ACT rightly points to the “the inequity of the rigor of the curriculum and of school systems as a whole.” The problem is two-fold: Many students don’t have access to higher-level courses. Nearly half a million students attend public schools that don’t offer Algebra II or equivalent courses.

But, even at schools offering the “right” courses, all-too many Algebra  II—and AP and honors—courses lack real rigor, in spite of high standards like the Common Core State Standards. Teachers cover standards and teach courses with varying depth, expectations and quality of content. As Fordham’s Kathleen Porter-Magee writes, “Blogs about boats may be entertaining but they don’t put you on the track to tackle college-level reading. It’s not fair to students to pretend they do.”

It’s not fair to students, but, with so many standards to cover and so much content to teach, it’s easy to graduate students with meaningless diplomas.

Stephanie Porowski and Meagan Estep

A Critical Review of the New Framework for Science Education

Friday, August 5th, 2011

Two weeks ago, the National Research Council released its Framework for K-12 Science Education. The nonprofit organization, Achieve, will use the framework to draft new science standards that would serve as a model for states.
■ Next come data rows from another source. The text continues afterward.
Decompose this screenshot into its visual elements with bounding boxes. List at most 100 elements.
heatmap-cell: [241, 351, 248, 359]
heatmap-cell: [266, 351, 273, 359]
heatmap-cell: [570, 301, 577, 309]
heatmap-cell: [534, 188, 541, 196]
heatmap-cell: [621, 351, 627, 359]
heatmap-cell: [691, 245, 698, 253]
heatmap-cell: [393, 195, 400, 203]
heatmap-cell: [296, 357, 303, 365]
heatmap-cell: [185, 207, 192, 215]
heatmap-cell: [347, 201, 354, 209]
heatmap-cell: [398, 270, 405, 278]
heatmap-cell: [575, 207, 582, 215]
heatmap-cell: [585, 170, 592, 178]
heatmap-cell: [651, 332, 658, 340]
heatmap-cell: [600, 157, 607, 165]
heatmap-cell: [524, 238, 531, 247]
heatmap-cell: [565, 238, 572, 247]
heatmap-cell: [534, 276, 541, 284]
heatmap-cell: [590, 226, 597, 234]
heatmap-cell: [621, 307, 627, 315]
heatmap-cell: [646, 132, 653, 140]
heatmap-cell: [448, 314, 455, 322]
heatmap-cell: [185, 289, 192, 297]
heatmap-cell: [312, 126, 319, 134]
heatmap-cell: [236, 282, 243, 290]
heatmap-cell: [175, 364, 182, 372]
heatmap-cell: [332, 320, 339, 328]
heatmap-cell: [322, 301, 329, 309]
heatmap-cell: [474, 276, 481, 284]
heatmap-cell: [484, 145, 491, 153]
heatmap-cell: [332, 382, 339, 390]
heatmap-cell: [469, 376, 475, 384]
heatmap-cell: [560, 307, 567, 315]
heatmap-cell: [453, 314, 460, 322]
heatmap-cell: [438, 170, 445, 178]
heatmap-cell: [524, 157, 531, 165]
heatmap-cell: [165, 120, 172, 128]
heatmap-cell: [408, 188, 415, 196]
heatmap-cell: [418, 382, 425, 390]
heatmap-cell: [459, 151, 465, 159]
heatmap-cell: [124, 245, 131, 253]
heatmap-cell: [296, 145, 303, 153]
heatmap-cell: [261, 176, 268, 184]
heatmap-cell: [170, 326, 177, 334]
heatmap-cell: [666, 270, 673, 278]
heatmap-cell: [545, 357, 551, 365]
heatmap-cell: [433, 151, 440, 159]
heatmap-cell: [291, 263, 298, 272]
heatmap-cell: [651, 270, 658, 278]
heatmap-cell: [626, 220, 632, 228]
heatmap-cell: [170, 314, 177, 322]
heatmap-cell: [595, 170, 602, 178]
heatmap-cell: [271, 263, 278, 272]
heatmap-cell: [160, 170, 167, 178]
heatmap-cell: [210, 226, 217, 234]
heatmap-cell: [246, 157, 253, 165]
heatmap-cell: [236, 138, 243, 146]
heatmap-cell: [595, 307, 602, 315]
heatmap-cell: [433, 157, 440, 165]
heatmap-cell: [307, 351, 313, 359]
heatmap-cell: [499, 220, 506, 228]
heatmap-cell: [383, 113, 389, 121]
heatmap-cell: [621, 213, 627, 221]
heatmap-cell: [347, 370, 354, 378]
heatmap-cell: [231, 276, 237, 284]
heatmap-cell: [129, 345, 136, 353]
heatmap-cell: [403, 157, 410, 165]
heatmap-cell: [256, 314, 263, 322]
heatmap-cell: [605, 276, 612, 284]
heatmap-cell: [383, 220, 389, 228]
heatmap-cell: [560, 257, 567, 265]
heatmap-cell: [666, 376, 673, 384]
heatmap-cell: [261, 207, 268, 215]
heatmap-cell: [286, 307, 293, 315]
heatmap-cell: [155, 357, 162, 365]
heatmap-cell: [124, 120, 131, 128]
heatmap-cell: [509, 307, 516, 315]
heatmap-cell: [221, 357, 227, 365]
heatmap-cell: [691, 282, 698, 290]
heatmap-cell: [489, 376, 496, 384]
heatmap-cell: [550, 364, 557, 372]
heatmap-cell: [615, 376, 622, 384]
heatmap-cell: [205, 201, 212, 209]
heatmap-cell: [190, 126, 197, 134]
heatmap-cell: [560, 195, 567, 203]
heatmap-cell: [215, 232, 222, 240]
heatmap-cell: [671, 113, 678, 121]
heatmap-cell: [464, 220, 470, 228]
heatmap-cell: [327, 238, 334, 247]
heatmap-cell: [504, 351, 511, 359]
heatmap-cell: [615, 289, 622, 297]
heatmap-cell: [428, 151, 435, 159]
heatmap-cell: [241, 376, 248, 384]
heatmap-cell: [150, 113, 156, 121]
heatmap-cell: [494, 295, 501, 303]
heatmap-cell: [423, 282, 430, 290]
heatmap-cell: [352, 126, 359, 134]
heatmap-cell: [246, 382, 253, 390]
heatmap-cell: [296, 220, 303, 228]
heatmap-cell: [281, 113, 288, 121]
While we haven’t reviewed the final framework closely, we found the draft framework, released over a year ago, to be overly broad and without key specifics.

Yesterday, Ze’ev Wurmam, a technology expert and former Department of Education advisor, offered an in-depth review of the 280-page framework. While Wurman welcomed the release of a science framework and its inclusion of engineering, he had much to criticize.

“This framework does not expect our students to be able to do any science, or to be able to solve any science problem. This framework simply teaches our students science appreciation, rather than science. It expects our students to become good consumers of science and technology, rather than prepare them to be the discoverers of science and creators of technology.”

According to Wurman, the framework all-but removes analytical mathematics—essential knowledge for future scientists and engineers—from the study of science. He writes:

“Before Lavoisier’s quantitative approach there was no chemistry, only Alchemy. Before Newton’s invention of calculus, physics was more a craft than a science. Mathematics has been inseparable from science for the last 300 years, and has been largely responsible for the world we live in. Yet here we have a ’21st century’ science framework for our students that effectively ignores mathematics.”